Wall Street is facing a sharp reversal in bonus expectations for 2025, as renewed trade tensions and a sluggish IPO market are casting a long shadow over financial sector pay. Compensation across nearly all corners of Wall Street is projected to decline, with initial optimism from late 2024 now giving way to concern.
According to new estimates by compensation consulting firm Johnson Associates, investment bankers focused on initial public offerings (IPOs) are expected to take the biggest hit, with bonuses projected to fall by as much as 20% compared to last year. That’s a stark shift from earlier forecasts that had predicted a 25% increase in IPO-related payouts.
“Hopefully in a few months we'll be proven wrong and the outlook will improve,” said Alan Johnson, managing director of Johnson Associates. “But I wouldn’t bet on it.”
Trump’s Tariffs Disrupt Financial Markets
The change in compensation expectations comes after President Donald Trump’s sweeping announcement of “reciprocal” tariffs on global trade partners.
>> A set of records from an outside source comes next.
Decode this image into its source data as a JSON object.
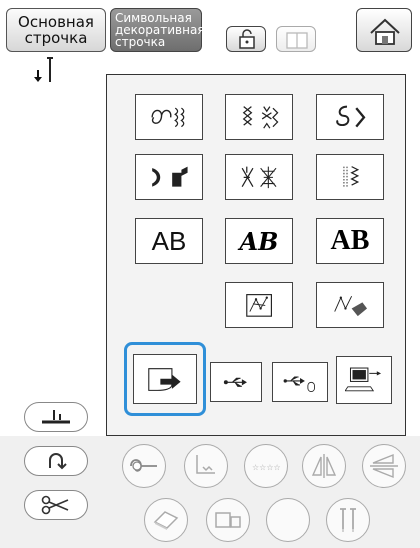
{
  "header": {
    "tab_basic": [
      "Основная",
      "строчка"
    ],
    "tab_char": [
      "Символьная",
      "декоративная",
      "строчка"
    ]
  },
  "panel": {
    "tiles": [
      {
        "name": "decorative-pattern-1",
        "icon": "flourish-icon"
      },
      {
        "name": "decorative-pattern-2",
        "icon": "cross-stitch-icon"
      },
      {
        "name": "decorative-pattern-3",
        "icon": "swirl-icon"
      },
      {
        "name": "satin-stitch",
        "icon": "satin-icon"
      },
      {
        "name": "cross-stitch",
        "icon": "cross-icon"
      },
      {
        "name": "utility-decorative",
        "icon": "zigzag-icon"
      },
      {
        "name": "font-ab-sans",
        "text": "AB"
      },
      {
        "name": "font-ab-script",
        "text": "AB"
      },
      {
        "name": "font-ab-serif",
        "text": "AB"
      },
      {
        "name": "my-custom-stitch",
        "icon": "custom-stitch-icon"
      },
      {
        "name": "stored-pattern",
        "icon": "stitch-pen-icon"
      }
    ],
    "storage": [
      {
        "name": "machine-memory",
        "icon": "pocket-arrow-icon",
        "selected": true
      },
      {
        "name": "usb-1",
        "icon": "usb-icon"
      },
      {
        "name": "usb-mouse",
        "icon": "usb-mouse-icon"
      },
      {
        "name": "usb-computer",
        "icon": "usb-computer-icon"
      }
    ]
  },
  "left_controls": {
    "needle_position": "needle-down-icon"
  },
  "colors": {
    "highlight": "#2f8fd8"
  }
}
The announcement sent markets reeling and brought dealmaking — especially IPO activity — to a near standstill in recent weeks.
Although the stock market has since regained some ground, the uncertainty around the full scope of the new tariffs has caused many companies to pause their IPO plans. This slowdown is also expected to pressure the private equity sector, which relies on successful exits and public listings to generate returns.
Johnson Associates warned that the ripple effect of the tariffs and delayed IPOs could “clog up” the entire private investment pipeline, affecting returns, fundraising, and future hiring.
Sector-Wide Compensation Cuts Likely
The expected compensation decline isn’t limited to IPO bankers. Hedge fund managers, private equity professionals, M&A advisors, retail and commercial bankers, and even corporate support staff are all forecasted to see their paychecks shrink by up to 10% this year.
One of the few bright spots: traders. With markets experiencing increased volatility, equity traders and teams that sell trading strategies could see their bonuses rise by as much as 25%. Debt underwriters and professionals in secondary markets may also benefit slightly, according to the report.
2025 Bonus Forecast Turns from Optimistic to Uncertain
Last November, Johnson Associates had painted a more hopeful picture, projecting 2025 to be one of the best compensation years in the last five. That optimism has quickly faded.
Now, the outlook for the rest of the year depends heavily on geopolitical developments — especially how global trade disputes unfold. The Trump administration recently announced a trade agreement with the United Kingdom, its first since introducing the tariff plan. But several key negotiations with other nations remain unresolved.
At the same time, the Federal Reserve is holding off on further interest rate changes, signaling that it’s watching trade uncertainty closely as it weighs inflation and labor market risks.
Wall Street Faces a Tighter Job Market
Following sharp compensation cuts in 2022 and flat payouts in 2023, the current downshift could be the most significant decline since the market correction two years ago. And this isn’t just about bonuses.
“If this trend continues, we expect less hiring and more layoffs across the industry,” Johnson said.
In a climate where deal volume is slowing, IPO activity is paused, and geopolitical tensions are flaring, Wall Street’s high paydays — and jobs — are suddenly at risk.